"Nie czas umierać": Kto nowym Bondem?
Kto zastąpi Daniela Craiga w roli Jamesa Bonda? Producentka serii o przygodach agenta 007 Barbara Broccoli ujawnia, że nowy aktor wciąż nie został wybrany. Przekonuje jednak, że będzie to mężczyzna.
Jako że "Nie czas umierać" będzie ostatnim filmem, w którym w postać agenta 007 wcieli się Daniel Craig, od dawna trwają spekulacje na temat tego, kto go zastąpi w tej roli. I coraz częściej pojawiają się głosy, że słynnego szpiega powinna zagrać kobieta.
Żegnający się z rolą 007 Brytyjczyk w wywiadzie dla tygodnia "Radio Times" stwierdził, że nie podoba mu się ten pomysł. "Dlaczego kobieta miałaby grać Jamesa Bonda? Kobiety zasługują na własne, równie wspaniałe role" - powiedział Craig.
Tuż przed uroczystą światową premierą "Nie czas umierać", która odbędzie się 28 września w Royal Albert Hall w Londynie, Barbara Broccoli i jej przyrodni brat Michael G. Wilson rozmawiali z agencją prasową PA Media i również zostali zapytani o to, jak zapatrują się na to, że kolejny Bond mógłby być kobietą.
"James Bond to postać męska i chcę, by tak pozostało. Niemniej, mam nadzieję, że będzie wiele, wiele filmów zrobionych z kobietami, dla kobiet, przez kobiety, o kobietach" - powiedziała Broccoli.

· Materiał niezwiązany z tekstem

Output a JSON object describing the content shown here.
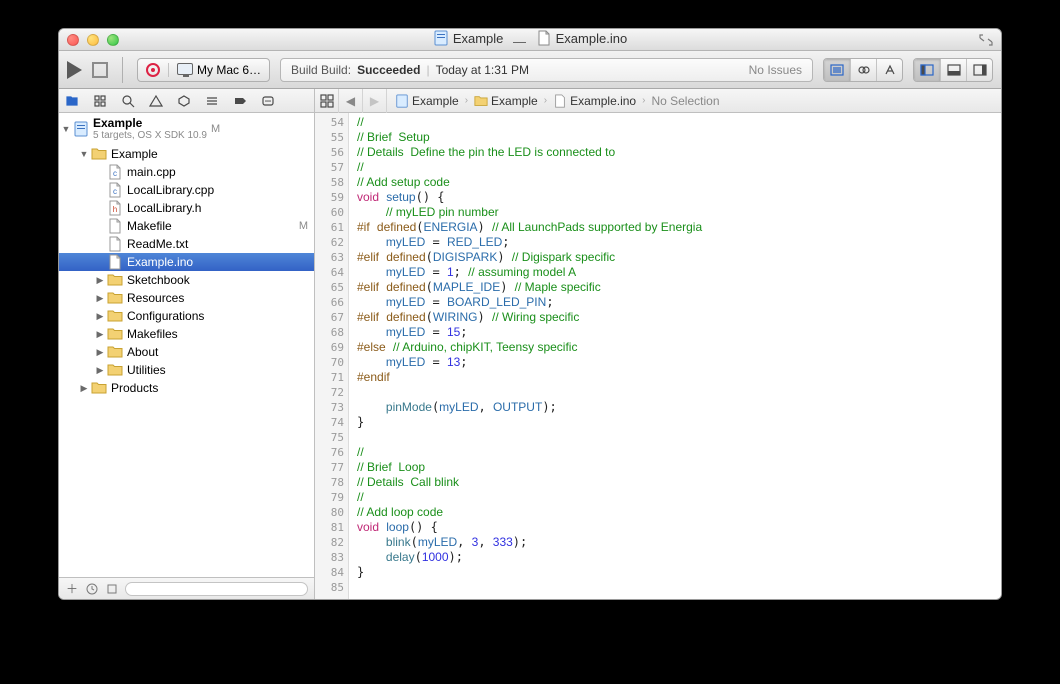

"Daniel mógłby być dla mnie Bondem po wsze czasy. Teraz nie myślę o jego następcy. Będę omawiać to z Michaelem w przyszłym roku" - przyznała producentka. "Chcemy uczcić fantastyczną kadencję Daniela Craiga, który przez 15 lat tak wiele poświęcił swojej postaci" - podkreśliła producentka.
Według niedawnych ustaleń serwisu "PageSix", faworytem do zostania nowym Bondem jest gwiazda pierwszego sezonu "Bridgertonów", Rege-Jean Page. Ale depczą mu po piętach Henry Cavill ("Superman", "Wiedźmin") i George MacKay ("1917").
Barbara Broccoli kontynuuje dzieło swojego ojca Alberta Broccoliego (1909 - 1996), który produkował serię o Jamesie Bondzie. Wilson jest pasierbem Broccoliego i również od lat jest zaangażowany w produkcję szpiegowskiego klasyka.